The swiss army knife of live data migrations
https://shopify.github.io/ghostferry
MIT License
747 stars 70 forks source link

Some TLA+ suggestions #14

Open hwayne opened 6 years ago

hwayne commented 6 years ago

I ran across your spec and thought I'd give some tips on using TLA+ here!

Multiple Initial Starting States

SourceTable = InitialTable means you have to create a separate model for each different initial state. What we could instead do is say

CONSTANT TableCapacity
InitialTables == [1..TableCapacity -> PossibleRecords]

(*--algorithm
variables SourceTable \in InitialTables;

This sets the initial SourceTable to some possible InitialTable, meaning that a single model can now explore every single table of size TableCapacity. This also has a performance bonus, since by wrapping everything in a single model TLC can skip checking symmetric states.

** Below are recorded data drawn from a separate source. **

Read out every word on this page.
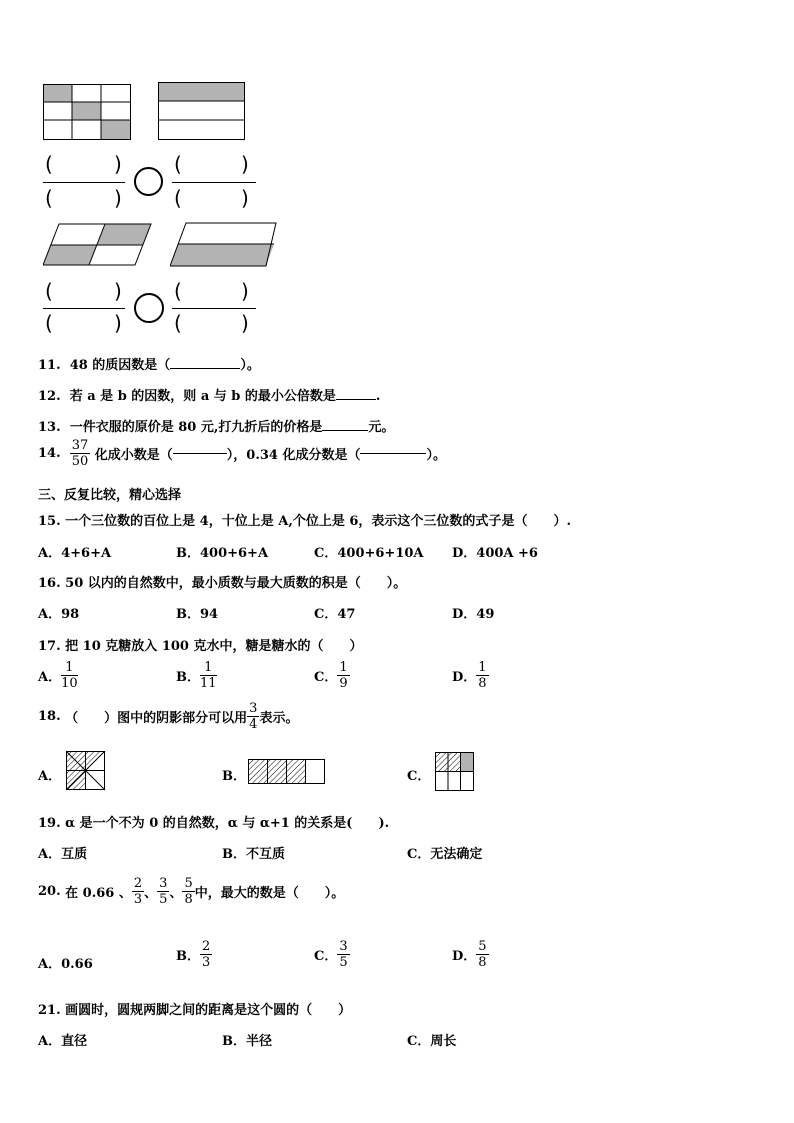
(	)
(	)
(	)
(	)
(	)
(	)
(	)
(	)
11. 48 的质因数是（	）。
12. 若 a 是 b 的因数，则 a 与 b 的最小公倍数是	.
13. 一件衣服的原价是 80 元,打九折后的价格是	元。
14. $\frac{37}{50}$ 化成小数是（	），0.34 化成分数是（	）。
三、反复比较，精心选择
15. 一个三位数的百位上是 4，十位上是 A,个位上是 6，表示这个三位数的式子是（　　）.
A．4+6+A	B．400+6+A	C．400+6+10A D．400A +6
16. 50 以内的自然数中，最小质数与最大质数的积是（　　）。
A．98	B．94	C．47	D．49
17. 把 10 克糖放入 100 克水中，糖是糖水的（　　）
A． $\frac{1}{10}$	B． $\frac{1}{11}$	C． $\frac{1}{9}$	D． $\frac{1}{8}$
18. （　　）图中的阴影部分可以用 $\frac{3}{4}$ 表示。
A．	B．	C．
19. α 是一个不为 0 的自然数，α 与 α+1 的关系是(　　).
A．互质	B．不互质	C．无法确定
20. 在 0.66 、 $\frac{2}{3}$ 、 $\frac{3}{5}$ 、 $\frac{5}{8}$ 中，最大的数是（　　）。
A．0.66
B． $\frac{2}{3}$	C． $\frac{3}{5}$	D． $\frac{5}{8}$
21. 画圆时，圆规两脚之间的距离是这个圆的（　　）
A．直径	B．半径	C．周长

If you don't need to account for gaps in your table, IE NoRecordHere isn't part of your specs then we can replace our InitialTables with

InitialTables == UNION {[1..tc -> Records]: tc \in 0..TableCapacity}

This now generates all tables of size TableCapacity or less. This means instead of writing <<r0, r1, NoRecordHere>> we write <<r0, r1>>.

ASSUME

If you do need NoRecordHere, instead of defining it as something TLC can't check, try doing this:

CONSTANT NoRecord
ASSUME NoRecord \notin Records

That signals the intent more clearly, and also doesn't require you to override the module. Instead you just make NoRecord a model value.

Indenting PlusCal Labels

You current have this:

binlog_loop: while (...) {
      binlog_read:   if (...) {
                       ...
      binlog_write:    ...
      binlog_upkey:    ...
    };
}

It's hard to tell if the labels are sublabels or side-by-side or what. Instead, try this:

binlog_loop: 
  while (...) {
    binlog_read:   
      if (...) {
        ...
        binlog_write: 
          ...
        binlog_upkey:    
          ...
    };
}

Now it's clear that binlog_write and binlog_upkey are siblings under binlog_read.

Hope these tips help!

shuhaowu commented 6 years ago

Thanks for the tips! This is the first real TLA+ spec I wrote so I appreciate any tips. I'll take a look at running this at some point in the near future.

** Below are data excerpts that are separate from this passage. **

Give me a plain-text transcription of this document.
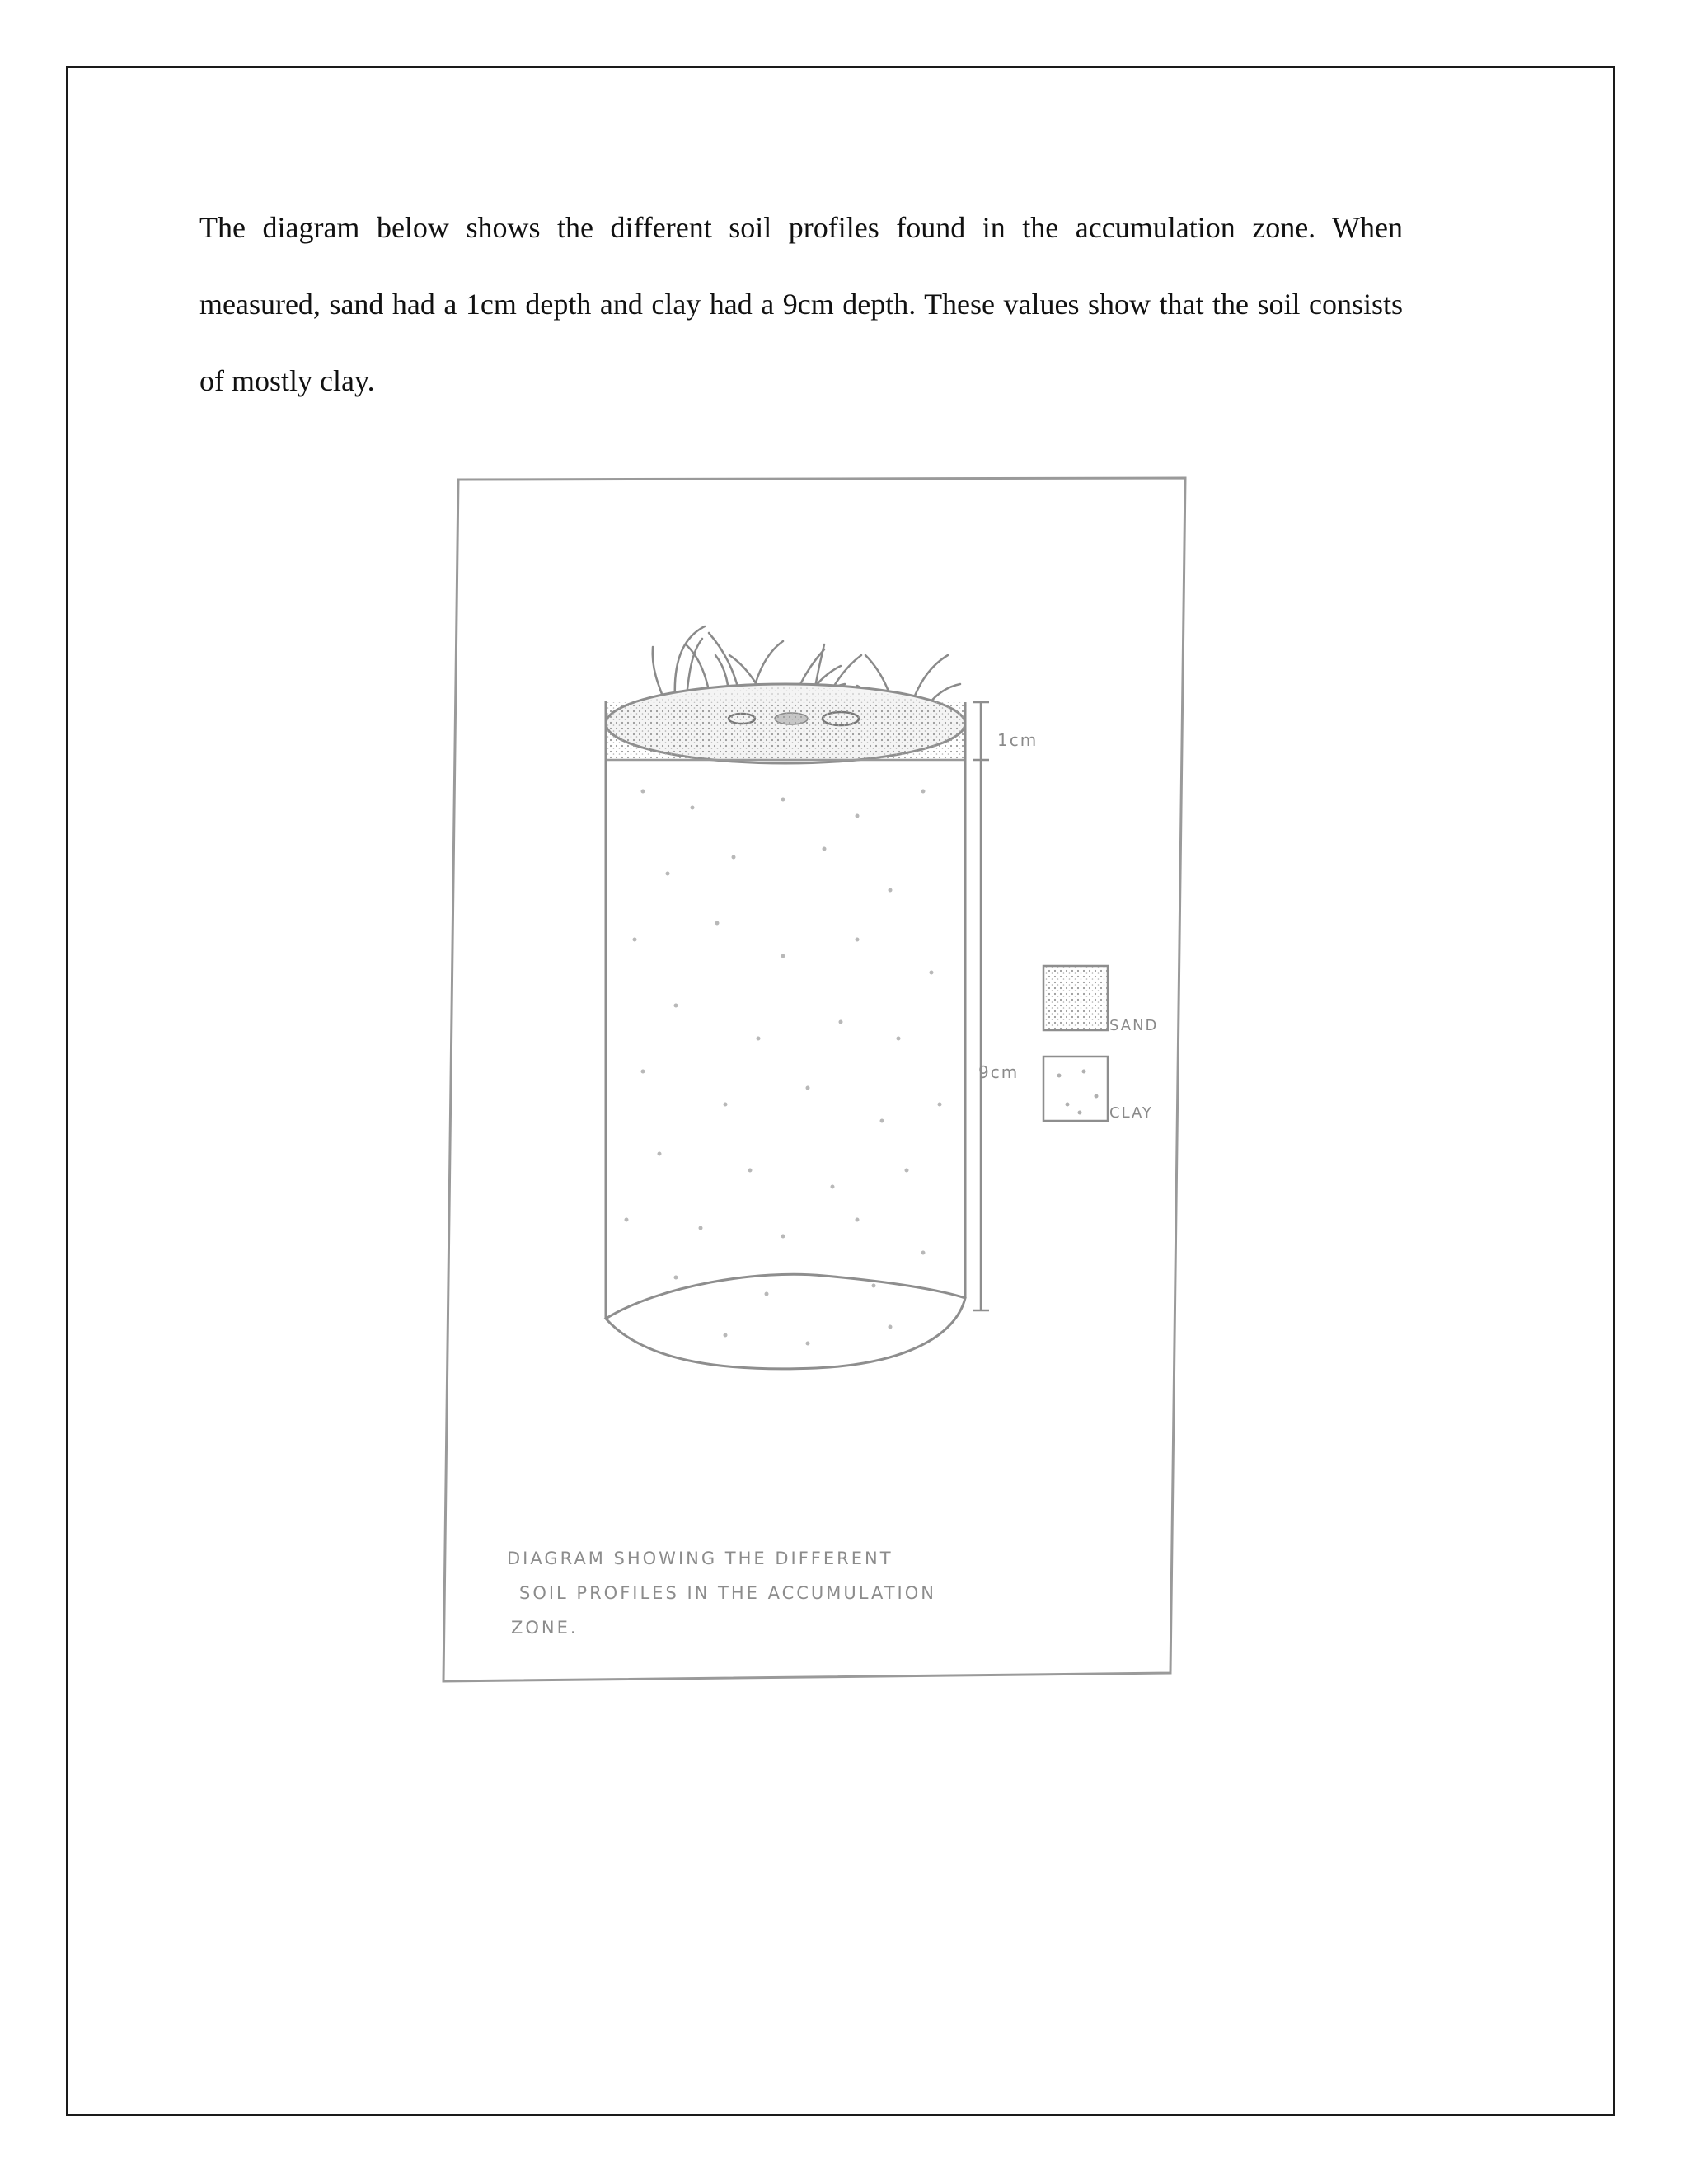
The diagram below shows the different soil profiles found in the accumulation zone. When measured, sand had a 1cm depth and clay had a 9cm depth. These values show that the soil consists of mostly clay.

1cm
9cm
SAND
CLAY
DIAGRAM SHOWING THE DIFFERENT
SOIL PROFILES IN THE ACCUMULATION
ZONE.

I'm not sure if I can discount holes in the database, I suspect I can but I don't know how to prove it.

About the labels, I found it more clear this way as then all the code is lined up and indented similar to how actual code would be. I can then trace each label back to the code, although I'm still not quite sure what style I should adopt.

hwayne commented 6 years ago

Happy to help!

I'm not sure if I can discount holes in the database, I suspect I can but I don't know how to prove it.

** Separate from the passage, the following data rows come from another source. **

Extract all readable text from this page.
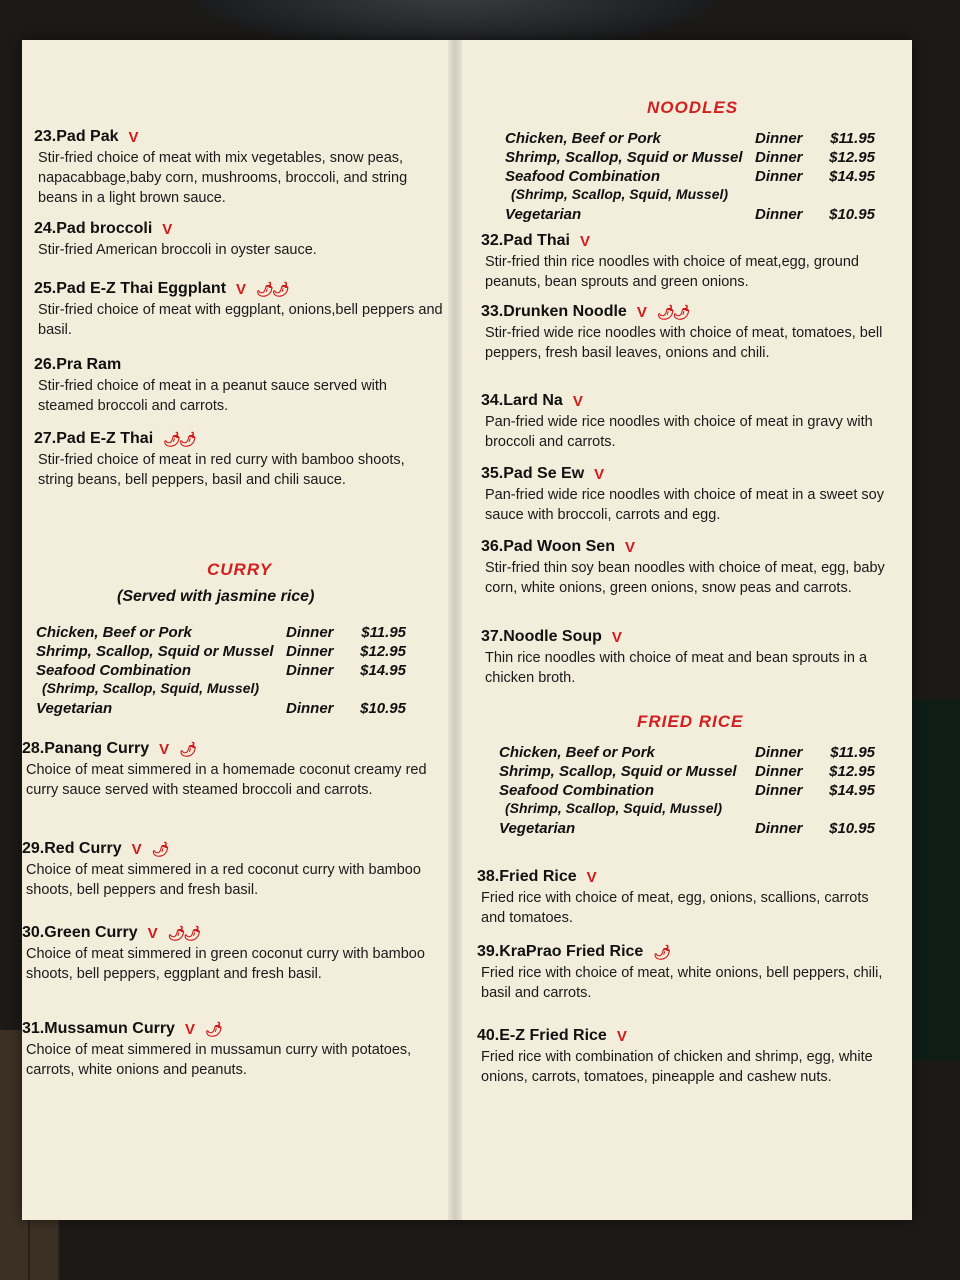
23.Pad Pak V
Stir-fried choice of meat with mix vegetables, snow peas, napacabbage,baby corn, mushrooms, broccoli, and string beans in a light brown sauce.
24.Pad broccoli V
Stir-fried American broccoli in oyster sauce.
25.Pad E-Z Thai Eggplant V 🌶🌶
Stir-fried choice of meat with eggplant, onions,bell peppers and basil.
26.Pra Ram
Stir-fried choice of meat in a peanut sauce served with steamed broccoli and carrots.
27.Pad E-Z Thai 🌶🌶
Stir-fried choice of meat in red curry with bamboo shoots, string beans, bell peppers, basil and chili sauce.
CURRY
(Served with jasmine rice)
Chicken, Beef or Pork	Dinner	$11.95
Shrimp, Scallop, Squid or Mussel Dinner	$12.95
Seafood Combination	Dinner	$14.95
(Shrimp, Scallop, Squid, Mussel)
Vegetarian	Dinner	$10.95
28.Panang Curry V 🌶
Choice of meat simmered in a homemade coconut creamy red curry sauce served with steamed broccoli and carrots.
29.Red Curry V 🌶
Choice of meat simmered in a red coconut curry with bamboo shoots, bell peppers and fresh basil.
30.Green Curry V 🌶🌶
Choice of meat simmered in green coconut curry with bamboo shoots, bell peppers, eggplant and fresh basil.
31.Mussamun Curry V 🌶
Choice of meat simmered in mussamun curry with potatoes, carrots, white onions and peanuts.
NOODLES
Chicken, Beef or Pork	Dinner	$11.95
Shrimp, Scallop, Squid or Mussel Dinner	$12.95
Seafood Combination	Dinner	$14.95
(Shrimp, Scallop, Squid, Mussel)
Vegetarian	Dinner	$10.95
32.Pad Thai V
Stir-fried thin rice noodles with choice of meat,egg, ground peanuts, bean sprouts and green onions.
33.Drunken Noodle V 🌶🌶
Stir-fried wide rice noodles with choice of meat, tomatoes, bell peppers, fresh basil leaves, onions and chili.
34.Lard Na V
Pan-fried wide rice noodles with choice of meat in gravy with broccoli and carrots.
35.Pad Se Ew V
Pan-fried wide rice noodles with choice of meat in a sweet soy sauce with broccoli, carrots and egg.
36.Pad Woon Sen V
Stir-fried thin soy bean noodles with choice of meat, egg, baby corn, white onions, green onions, snow peas and carrots.
37.Noodle Soup V
Thin rice noodles with choice of meat and bean sprouts in a chicken broth.
FRIED RICE
Chicken, Beef or Pork	Dinner	$11.95
Shrimp, Scallop, Squid or Mussel	Dinner	$12.95
Seafood Combination	Dinner	$14.95
(Shrimp, Scallop, Squid, Mussel)
Vegetarian	Dinner	$10.95
38.Fried Rice V
Fried rice with choice of meat, egg, onions, scallions, carrots and tomatoes.
39.KraPrao Fried Rice 🌶
Fried rice with choice of meat, white onions, bell peppers, chili, basil and carrots.
40.E-Z Fried Rice V
Fried rice with combination of chicken and shrimp, egg, white onions, carrots, tomatoes, pineapple and cashew nuts.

One thing you can do is create separate models, one where you have holes and one where you don't. Since the latter would have one fewer "record", you can check it over a larger set of inputs in the same amount of time. You'd check the former with a smaller model and the latter with a larger one.

If you go this route, you could make a CONSTANT TableGenerator(_) operator and choose in the model whether it generates all length-n tuples of PossibleRecords or all possible tuples up to length-n.

Please let me know if you have any questions!